But the Tories are not only after the pink vote, they are also trying to appeal to those who have come to regard them (in the words of their former party chairwoman, Theresa May) as the "nasty party". Party strategists have concluded that being seen as homophobic does not only alienate gay voters it also turns off the sort of floating voters it needs to attract to be electable. President Bush, and his strategist Karl Rove, have obviously concluded the opposite. America is, after all, a very different society to Britain. The UK, despite an established church, is almost an atheist society. The US, on the other hand, has a substantial bible belt and a powerful Christian right. Abortion is an enormously divisive issue in America, and almost irrelevant in Britain.
We will know in November whether the two made the right call, but research seems to point otherwise. Number crunching by the Annenberg Public Policy center shows that while Americans are against gay marriage, they are also against amending the constitution to outlaw it. Perhaps the Republicans should have copied their transatlantic cousins.

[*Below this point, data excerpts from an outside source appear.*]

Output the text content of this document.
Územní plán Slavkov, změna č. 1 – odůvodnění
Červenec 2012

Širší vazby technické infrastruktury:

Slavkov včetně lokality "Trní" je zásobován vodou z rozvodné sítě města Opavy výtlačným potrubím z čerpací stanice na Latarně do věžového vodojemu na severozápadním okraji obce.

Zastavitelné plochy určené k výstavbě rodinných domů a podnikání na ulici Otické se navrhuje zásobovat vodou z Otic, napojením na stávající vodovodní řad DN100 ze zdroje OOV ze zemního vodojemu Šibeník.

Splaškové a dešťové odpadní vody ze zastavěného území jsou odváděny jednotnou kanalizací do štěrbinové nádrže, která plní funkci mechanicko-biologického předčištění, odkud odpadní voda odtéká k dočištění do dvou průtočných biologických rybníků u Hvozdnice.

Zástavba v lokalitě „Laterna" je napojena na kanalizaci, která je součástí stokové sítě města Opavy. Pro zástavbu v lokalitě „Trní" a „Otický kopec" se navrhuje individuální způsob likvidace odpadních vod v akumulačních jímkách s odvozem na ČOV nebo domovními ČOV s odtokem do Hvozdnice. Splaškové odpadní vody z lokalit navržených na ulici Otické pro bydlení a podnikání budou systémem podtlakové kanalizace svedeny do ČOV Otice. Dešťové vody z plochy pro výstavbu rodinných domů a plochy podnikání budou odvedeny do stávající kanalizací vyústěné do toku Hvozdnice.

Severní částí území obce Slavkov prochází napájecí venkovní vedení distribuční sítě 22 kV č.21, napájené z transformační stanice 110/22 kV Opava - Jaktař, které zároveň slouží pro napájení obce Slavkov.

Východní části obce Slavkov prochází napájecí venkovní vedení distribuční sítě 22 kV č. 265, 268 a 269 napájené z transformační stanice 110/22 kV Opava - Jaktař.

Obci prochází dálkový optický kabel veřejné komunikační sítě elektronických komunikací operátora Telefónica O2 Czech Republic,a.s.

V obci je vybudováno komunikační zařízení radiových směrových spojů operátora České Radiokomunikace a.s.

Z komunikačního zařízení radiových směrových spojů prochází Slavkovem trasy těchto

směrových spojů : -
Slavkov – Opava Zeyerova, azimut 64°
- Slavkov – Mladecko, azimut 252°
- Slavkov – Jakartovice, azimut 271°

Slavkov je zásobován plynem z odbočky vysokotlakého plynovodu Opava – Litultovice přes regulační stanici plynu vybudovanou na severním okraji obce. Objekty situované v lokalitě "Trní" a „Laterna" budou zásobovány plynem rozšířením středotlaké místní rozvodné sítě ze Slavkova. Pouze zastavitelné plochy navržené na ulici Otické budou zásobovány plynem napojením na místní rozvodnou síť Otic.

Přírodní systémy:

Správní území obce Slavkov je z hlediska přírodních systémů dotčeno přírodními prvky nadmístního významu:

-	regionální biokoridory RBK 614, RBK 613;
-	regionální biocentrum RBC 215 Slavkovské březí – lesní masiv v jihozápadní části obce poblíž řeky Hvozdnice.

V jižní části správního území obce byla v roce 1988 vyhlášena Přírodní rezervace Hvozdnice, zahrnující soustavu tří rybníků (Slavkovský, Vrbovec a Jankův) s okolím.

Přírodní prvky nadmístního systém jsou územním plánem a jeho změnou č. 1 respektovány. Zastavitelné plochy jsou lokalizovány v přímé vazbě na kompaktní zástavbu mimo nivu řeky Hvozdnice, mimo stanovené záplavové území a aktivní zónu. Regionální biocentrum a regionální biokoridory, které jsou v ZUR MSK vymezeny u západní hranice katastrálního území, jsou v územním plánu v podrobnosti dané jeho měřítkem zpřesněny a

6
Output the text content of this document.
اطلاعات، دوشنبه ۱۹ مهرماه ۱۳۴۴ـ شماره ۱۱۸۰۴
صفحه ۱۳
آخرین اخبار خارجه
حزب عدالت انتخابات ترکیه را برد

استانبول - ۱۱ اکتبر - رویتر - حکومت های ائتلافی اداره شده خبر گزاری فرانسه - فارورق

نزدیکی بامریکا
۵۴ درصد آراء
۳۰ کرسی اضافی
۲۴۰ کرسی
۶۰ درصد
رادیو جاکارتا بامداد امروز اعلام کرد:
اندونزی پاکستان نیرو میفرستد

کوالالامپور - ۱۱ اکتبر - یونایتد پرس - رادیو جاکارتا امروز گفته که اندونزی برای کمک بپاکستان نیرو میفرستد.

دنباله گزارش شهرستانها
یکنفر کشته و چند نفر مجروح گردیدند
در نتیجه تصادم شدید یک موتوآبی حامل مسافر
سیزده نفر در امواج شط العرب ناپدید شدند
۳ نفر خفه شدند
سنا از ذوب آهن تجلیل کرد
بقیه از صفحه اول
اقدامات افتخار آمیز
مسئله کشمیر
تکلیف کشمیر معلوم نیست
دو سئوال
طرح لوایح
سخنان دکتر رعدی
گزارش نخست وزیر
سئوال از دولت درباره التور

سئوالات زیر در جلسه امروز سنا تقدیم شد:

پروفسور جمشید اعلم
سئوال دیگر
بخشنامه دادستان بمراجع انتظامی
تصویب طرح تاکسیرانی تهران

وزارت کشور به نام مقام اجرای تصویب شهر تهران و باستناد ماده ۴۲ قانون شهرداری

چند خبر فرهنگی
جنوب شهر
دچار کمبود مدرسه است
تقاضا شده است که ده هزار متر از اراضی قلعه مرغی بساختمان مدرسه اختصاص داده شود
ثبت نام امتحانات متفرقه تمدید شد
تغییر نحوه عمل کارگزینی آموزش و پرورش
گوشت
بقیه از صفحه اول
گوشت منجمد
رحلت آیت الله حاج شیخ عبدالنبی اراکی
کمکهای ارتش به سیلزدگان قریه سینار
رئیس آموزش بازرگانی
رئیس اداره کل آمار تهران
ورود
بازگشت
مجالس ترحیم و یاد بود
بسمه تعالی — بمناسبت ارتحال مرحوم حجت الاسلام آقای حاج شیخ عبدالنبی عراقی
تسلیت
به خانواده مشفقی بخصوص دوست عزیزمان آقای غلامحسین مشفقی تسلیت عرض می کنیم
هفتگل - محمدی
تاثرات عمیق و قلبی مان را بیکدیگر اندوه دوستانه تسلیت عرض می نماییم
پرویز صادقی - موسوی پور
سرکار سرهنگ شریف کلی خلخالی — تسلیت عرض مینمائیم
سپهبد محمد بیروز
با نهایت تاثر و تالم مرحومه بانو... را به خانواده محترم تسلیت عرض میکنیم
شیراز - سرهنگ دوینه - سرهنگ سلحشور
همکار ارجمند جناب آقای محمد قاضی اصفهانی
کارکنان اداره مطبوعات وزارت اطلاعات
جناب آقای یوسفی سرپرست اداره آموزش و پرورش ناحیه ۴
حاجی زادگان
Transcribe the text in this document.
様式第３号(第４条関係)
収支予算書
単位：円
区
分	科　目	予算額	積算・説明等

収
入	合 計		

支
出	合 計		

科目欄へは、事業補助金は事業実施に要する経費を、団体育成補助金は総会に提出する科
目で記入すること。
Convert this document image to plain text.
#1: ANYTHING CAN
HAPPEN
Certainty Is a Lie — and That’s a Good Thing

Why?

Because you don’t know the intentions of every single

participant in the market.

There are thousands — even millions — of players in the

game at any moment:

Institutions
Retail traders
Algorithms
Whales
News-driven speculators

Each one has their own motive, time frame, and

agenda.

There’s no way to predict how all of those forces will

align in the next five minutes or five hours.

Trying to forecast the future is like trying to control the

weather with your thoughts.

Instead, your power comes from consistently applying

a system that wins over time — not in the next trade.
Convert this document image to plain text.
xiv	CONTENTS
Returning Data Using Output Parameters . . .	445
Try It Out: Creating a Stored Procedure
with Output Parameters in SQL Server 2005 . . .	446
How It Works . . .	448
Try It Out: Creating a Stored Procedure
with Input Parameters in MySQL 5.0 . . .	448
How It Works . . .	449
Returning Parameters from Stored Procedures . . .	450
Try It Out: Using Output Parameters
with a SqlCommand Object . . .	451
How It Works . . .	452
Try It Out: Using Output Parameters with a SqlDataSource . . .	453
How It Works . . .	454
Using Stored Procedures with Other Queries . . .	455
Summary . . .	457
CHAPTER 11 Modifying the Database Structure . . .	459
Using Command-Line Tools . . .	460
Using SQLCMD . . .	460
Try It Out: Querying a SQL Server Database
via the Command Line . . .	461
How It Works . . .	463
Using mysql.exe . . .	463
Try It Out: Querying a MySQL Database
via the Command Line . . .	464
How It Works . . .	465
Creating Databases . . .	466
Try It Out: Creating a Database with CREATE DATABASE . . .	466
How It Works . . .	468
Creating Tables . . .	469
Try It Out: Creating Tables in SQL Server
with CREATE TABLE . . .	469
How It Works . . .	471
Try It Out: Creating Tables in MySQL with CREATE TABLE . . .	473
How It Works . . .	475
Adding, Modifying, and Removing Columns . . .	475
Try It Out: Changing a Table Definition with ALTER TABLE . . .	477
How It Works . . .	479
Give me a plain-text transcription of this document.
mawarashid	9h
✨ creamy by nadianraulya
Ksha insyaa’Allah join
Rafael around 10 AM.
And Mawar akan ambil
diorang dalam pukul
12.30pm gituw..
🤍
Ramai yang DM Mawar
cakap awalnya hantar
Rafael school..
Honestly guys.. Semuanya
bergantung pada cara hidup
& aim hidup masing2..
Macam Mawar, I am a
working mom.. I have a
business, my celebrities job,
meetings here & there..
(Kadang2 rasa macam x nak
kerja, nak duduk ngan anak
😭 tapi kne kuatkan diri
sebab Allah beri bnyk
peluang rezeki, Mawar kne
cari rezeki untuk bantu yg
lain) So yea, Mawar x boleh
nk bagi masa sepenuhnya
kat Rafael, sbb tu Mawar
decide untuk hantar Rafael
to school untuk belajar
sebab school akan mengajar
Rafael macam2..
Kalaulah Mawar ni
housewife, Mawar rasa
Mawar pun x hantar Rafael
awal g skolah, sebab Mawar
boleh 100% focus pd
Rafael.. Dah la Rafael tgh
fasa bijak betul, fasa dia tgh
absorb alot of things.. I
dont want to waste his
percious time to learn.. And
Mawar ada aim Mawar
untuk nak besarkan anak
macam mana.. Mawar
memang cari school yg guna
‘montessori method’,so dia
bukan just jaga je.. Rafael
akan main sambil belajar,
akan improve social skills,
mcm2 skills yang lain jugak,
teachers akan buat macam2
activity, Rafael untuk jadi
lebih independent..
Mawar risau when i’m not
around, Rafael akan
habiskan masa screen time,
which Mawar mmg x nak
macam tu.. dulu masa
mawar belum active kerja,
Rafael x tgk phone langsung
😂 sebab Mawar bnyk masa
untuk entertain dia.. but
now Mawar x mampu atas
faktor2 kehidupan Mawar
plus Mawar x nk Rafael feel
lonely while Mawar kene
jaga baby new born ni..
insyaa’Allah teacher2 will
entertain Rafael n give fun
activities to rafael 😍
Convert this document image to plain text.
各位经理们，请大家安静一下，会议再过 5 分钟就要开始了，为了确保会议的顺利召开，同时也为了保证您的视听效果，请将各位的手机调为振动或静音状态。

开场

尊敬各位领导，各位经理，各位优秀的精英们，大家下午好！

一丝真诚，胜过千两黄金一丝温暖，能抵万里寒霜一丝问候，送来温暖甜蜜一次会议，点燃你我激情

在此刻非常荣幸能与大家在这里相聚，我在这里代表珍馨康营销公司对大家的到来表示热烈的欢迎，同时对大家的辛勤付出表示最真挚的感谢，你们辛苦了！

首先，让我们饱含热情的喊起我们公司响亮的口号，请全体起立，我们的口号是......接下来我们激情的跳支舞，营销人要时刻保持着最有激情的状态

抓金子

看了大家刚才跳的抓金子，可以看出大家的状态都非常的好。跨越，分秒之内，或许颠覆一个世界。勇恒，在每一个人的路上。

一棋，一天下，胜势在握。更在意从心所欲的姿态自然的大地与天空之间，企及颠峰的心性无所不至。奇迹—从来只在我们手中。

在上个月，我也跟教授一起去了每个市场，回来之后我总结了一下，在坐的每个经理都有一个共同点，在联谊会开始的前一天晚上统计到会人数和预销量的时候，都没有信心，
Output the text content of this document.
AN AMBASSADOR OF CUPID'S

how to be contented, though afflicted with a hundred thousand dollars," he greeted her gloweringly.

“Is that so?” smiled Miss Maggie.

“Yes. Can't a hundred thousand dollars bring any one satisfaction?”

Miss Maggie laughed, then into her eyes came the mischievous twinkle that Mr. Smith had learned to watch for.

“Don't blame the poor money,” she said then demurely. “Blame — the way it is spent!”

Perhaps indeed. Apart from 8 months of hell listening to slippery slope arguments designed to divide, not unite, the US, the Bush amendment is going nowhere. In the most spectacular example of public cynicism in a long time the White House hopes badly that their neglected religious supporters don't know that it is going nowhere and that the white House is blowing smoke in their eyes. I had thought of a different place for the White House to blow smoke but decided against it.